Camping is no longer popping up a simple canvas tent, roasting marshmallows over the fire and snuggling in your sleeping bag while the sounds of the forest and the stars in the sky lull you to sleep. These days it can be an even more entertaining experience with many comforts of home or it can include such events as boating, fishing and hiking across the beautiful landscape. Those who live and eat camping probably have everything they need to spend a few nights or longer in the backcountry, away from anything remotely resembling civilization. And then there’s you — the inexperienced outdoorsman.
With your inexperience comes the potential to spend too little or too much on camping equipment, plus the fact you want to be gung-ho about it all and spend a week camping in the Rocky Mountains in the early fall. Preparing too much can lead you to shed a good deal of equipment as you hike to the site. Bring too little and you’ll end up shivering in your tent as early fall snows blanket the ground. You need to meet somewhere in the middle to have a good experience. This means a budget is required. Here’s what you’ll need to include.
There are two types of camping sites — free and not free. There are many clearings across the country that allow a traveler to set up camp for no money at all. On the other hand, state and federal parks tend to charge a small fee in order to stay at one of their prepared campsites with extras like shower facilities. This is usually in the form of the admission fee or additional reservation charge. Those who wish to camp in backcountry areas may need to purchase a permit ahead of time in order to do so. Fees could also be required to hunt or fish on various properties. Contact your local parks and campsites to determine the costs in order to properly budget them.
You need a place to sleep in case of foul weather or angry wildlife. Some people like a canvas sheet over four poles, but you’re not one of them. You’re looking for a tent with enough room for you and your travel pals that isn’t so cramped that you’re rolling over onto each other while you sleep. In order to determine the cost and size of the tent find out who will be on the journey with you and if the tent will be used again on a regular basis. While big box outlets like Target and Walmart carry multi-person tents, you may want to try a specialty store like REI or Cabelas to pick your tent. They may cost more but experienced salespeople will be available to help you pick the right tent.

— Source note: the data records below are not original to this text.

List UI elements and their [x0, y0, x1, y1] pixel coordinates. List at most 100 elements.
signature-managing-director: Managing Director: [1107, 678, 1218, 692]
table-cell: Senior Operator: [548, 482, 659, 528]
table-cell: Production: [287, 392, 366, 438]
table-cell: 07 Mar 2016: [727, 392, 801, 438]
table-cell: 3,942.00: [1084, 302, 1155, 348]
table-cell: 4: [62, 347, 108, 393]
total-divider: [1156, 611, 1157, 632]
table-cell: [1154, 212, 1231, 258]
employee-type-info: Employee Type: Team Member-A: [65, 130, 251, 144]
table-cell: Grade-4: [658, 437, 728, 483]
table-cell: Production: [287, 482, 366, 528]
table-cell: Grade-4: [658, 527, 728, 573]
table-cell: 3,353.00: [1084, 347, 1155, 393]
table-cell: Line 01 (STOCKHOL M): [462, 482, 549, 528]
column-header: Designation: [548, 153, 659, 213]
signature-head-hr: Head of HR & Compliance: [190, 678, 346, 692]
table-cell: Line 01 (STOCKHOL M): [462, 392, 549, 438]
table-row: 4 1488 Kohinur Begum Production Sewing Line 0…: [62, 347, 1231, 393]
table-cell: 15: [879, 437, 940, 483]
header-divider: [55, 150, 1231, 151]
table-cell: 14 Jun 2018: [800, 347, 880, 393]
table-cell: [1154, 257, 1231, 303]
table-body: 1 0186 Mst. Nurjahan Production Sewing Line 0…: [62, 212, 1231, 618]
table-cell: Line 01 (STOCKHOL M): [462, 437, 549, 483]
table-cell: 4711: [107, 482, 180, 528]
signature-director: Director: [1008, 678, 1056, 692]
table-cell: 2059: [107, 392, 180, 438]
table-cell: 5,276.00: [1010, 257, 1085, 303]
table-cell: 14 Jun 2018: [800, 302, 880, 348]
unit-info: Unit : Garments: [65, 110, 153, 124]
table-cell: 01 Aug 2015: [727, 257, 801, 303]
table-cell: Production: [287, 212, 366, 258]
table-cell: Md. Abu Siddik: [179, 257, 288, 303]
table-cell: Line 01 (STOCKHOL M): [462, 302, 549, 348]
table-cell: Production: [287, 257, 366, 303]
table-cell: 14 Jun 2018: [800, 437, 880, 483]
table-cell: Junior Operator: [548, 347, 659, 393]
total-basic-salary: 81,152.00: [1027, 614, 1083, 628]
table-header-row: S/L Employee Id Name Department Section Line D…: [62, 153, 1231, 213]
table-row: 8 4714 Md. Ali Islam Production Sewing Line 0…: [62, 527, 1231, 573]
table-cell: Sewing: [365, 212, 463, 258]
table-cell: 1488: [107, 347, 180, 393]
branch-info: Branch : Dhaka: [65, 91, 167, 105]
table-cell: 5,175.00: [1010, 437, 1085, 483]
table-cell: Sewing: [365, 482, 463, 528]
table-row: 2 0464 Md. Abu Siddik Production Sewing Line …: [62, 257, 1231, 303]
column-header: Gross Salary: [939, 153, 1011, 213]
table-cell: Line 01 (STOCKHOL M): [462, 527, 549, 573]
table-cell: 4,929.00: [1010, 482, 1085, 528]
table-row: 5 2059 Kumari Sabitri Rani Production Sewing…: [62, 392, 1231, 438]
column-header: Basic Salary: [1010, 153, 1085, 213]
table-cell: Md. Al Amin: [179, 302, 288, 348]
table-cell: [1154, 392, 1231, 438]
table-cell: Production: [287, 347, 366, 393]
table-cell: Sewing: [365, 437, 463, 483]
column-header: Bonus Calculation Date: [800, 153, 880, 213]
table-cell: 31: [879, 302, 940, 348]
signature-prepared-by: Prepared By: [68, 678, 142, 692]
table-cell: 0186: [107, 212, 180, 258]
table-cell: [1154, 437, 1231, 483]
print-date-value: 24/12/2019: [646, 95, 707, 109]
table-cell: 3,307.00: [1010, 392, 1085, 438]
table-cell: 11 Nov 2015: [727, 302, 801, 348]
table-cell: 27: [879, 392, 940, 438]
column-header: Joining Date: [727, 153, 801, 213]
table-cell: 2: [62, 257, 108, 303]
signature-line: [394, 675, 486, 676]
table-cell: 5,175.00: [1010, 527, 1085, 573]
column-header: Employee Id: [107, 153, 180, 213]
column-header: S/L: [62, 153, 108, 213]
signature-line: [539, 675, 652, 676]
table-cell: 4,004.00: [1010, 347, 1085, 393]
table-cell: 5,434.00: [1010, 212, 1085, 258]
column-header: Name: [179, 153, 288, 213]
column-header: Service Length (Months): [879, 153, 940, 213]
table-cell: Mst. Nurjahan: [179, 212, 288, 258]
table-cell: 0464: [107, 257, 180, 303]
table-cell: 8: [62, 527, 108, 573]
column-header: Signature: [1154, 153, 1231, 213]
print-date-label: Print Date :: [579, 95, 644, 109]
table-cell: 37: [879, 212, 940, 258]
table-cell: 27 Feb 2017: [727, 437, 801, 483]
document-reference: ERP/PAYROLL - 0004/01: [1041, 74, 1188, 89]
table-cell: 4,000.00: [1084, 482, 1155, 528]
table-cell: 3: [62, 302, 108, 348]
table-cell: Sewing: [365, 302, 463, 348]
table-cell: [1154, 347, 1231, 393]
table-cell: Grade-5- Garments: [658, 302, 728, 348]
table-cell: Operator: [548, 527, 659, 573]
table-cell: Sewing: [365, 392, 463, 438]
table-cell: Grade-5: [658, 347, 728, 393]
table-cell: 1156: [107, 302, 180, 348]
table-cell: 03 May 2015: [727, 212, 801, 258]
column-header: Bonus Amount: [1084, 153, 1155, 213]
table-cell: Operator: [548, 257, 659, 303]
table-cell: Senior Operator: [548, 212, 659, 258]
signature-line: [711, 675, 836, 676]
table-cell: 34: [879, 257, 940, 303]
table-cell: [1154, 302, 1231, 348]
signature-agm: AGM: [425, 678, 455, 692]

You can skimp on the tent, but don’t go cheap on the sleeping bag. Purchase an inexpensive one and you can end up having an uncomfortable and cold time trying to get to sleep. Regardless of the time of the year the nights will generally be cooler than the days, so you want to make sure the sleeping bag is insulated and padded against the rough floor of nature. Again, go to a store specializing in outdoor activities to find price and get answers on the sleeping bag right for your adventures.